Peter Handke ist einer der bekanntesten zeitgenössischen deutschsprachigen Autoren. Der österreichische Schriftsteller veröffentlicht seit Ende der 1960er Jahre seine oftmals radikalen und unbequemen Texte. Darin beschäftigt er sich unter anderem mit der Entfremdung des Menschen von der Welt, in der er lebt. Eine zentrale Frage seiner frühen Schriften ist diese: "Wie soll man leben?" In ihrem Dokumentarfilm besucht die Filmemacherin Corinna Belz den berühmten Künstler, der zurückgezogen in Frankreich auf dem Lande lebt, in seinem Zuhause. Sie begleitet ihn beim Durchwandern seines Gartens, beim Putzen der Pilze für das Abendbrot, beim Bummel durch die angrenzende nächstgrößere Stadt, beim Essen mit seiner Tochter. Dazwischen immer wieder historisches Bildmaterial, Interviews mit dem Meister selbst, Fotografien aus der Vergangenheit, Ausschnitte aus seinen Texten, gelesen von ihm, in dieser typisch langsamen, immer etwas versetzt nuancierten Art. Belz' Film setzt dabei nie den Anspruch, den "wahren" Peter Handke zu zeigen. Der Film macht ganz im Gegenteil auf kluge Weise deutlich, wie sehr ein Künstler, der etwas erschafft, auch selbst zu etwas Künstlichem wird. Gleich zu Beginn akzeptiert Handke dieses Schicksal. Er wisse, eine Rolle zu spielen, er wisse nur nicht, welche. Und so inszeniert Handke sich.
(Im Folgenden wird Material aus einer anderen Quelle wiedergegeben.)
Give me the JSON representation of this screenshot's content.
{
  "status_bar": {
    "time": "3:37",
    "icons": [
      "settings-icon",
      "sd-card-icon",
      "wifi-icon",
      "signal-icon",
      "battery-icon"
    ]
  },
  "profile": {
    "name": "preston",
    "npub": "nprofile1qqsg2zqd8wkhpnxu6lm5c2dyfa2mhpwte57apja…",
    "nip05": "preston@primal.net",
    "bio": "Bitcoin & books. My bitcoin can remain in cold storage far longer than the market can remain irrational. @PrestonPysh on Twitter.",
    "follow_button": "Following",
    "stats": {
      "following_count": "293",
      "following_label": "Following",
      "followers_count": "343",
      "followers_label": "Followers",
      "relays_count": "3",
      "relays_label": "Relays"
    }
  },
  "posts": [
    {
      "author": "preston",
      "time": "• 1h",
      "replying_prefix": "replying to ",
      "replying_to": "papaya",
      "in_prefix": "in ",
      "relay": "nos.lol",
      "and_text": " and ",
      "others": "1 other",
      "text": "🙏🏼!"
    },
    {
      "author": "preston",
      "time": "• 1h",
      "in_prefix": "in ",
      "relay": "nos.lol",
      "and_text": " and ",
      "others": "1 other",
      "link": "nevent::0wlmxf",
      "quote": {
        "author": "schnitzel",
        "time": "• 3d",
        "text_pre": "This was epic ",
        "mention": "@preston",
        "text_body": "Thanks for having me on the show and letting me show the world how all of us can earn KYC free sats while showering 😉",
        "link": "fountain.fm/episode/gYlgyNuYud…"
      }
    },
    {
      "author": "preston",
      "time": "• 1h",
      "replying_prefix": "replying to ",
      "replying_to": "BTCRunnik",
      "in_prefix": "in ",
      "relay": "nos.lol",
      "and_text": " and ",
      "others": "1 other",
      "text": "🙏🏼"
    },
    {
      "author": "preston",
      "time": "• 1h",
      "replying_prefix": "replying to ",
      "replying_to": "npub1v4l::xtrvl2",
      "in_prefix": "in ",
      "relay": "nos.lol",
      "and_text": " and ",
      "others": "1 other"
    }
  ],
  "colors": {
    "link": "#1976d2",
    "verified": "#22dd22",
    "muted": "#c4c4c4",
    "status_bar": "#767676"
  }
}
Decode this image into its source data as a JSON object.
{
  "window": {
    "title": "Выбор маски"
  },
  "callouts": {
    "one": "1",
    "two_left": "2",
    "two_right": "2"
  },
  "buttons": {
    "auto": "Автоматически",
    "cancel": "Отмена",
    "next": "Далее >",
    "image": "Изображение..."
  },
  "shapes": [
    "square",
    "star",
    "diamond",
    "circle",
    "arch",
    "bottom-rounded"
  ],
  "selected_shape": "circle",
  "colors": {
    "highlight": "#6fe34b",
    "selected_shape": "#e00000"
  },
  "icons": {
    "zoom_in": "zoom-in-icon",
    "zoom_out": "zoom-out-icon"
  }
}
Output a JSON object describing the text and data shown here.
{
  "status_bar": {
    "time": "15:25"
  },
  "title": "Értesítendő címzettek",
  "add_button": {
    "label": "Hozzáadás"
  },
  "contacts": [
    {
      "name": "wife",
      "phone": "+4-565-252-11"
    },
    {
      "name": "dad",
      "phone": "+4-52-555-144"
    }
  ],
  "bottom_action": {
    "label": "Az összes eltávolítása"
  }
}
Belz lässt ihn dabei gewähren, fängt aber genau diese Inszenierung mit ruhigen und exakt komponierten Bildern ein, hält sich im Hintergrund. Nur manchmal sind ihre Fragen zu hören. Die meiste Zeit aber dominiert der Autor, der als Enfant Terrible der Literatur bekannt wurde. Nun aber, und dies macht PETER HANDKE - BIN IM WALD. KANN SEIN, DASS ICH MICH VERSPÄTE klar, scheint er selbst eine seiner wichtigsten Fragen beantwortet zu haben. "Wie soll man leben?" Peter Handke zeigt in seinem Zuhause in Frankreich jedenfalls, wie er leben möchte. Ein kluger und reflektierter Film über einen großen Künstler. Und einen Menschen, der die Kunst auch dazu nutzt, sein eigenes Ich zu schützen.
http://fbw-filmbewertung.com/film/peter_handke_bin_im_wald_kann_sein_dass_ich_mich_verspaete
Cahier africain
Dokumentarfilm. Deutschland, Schweiz 2016.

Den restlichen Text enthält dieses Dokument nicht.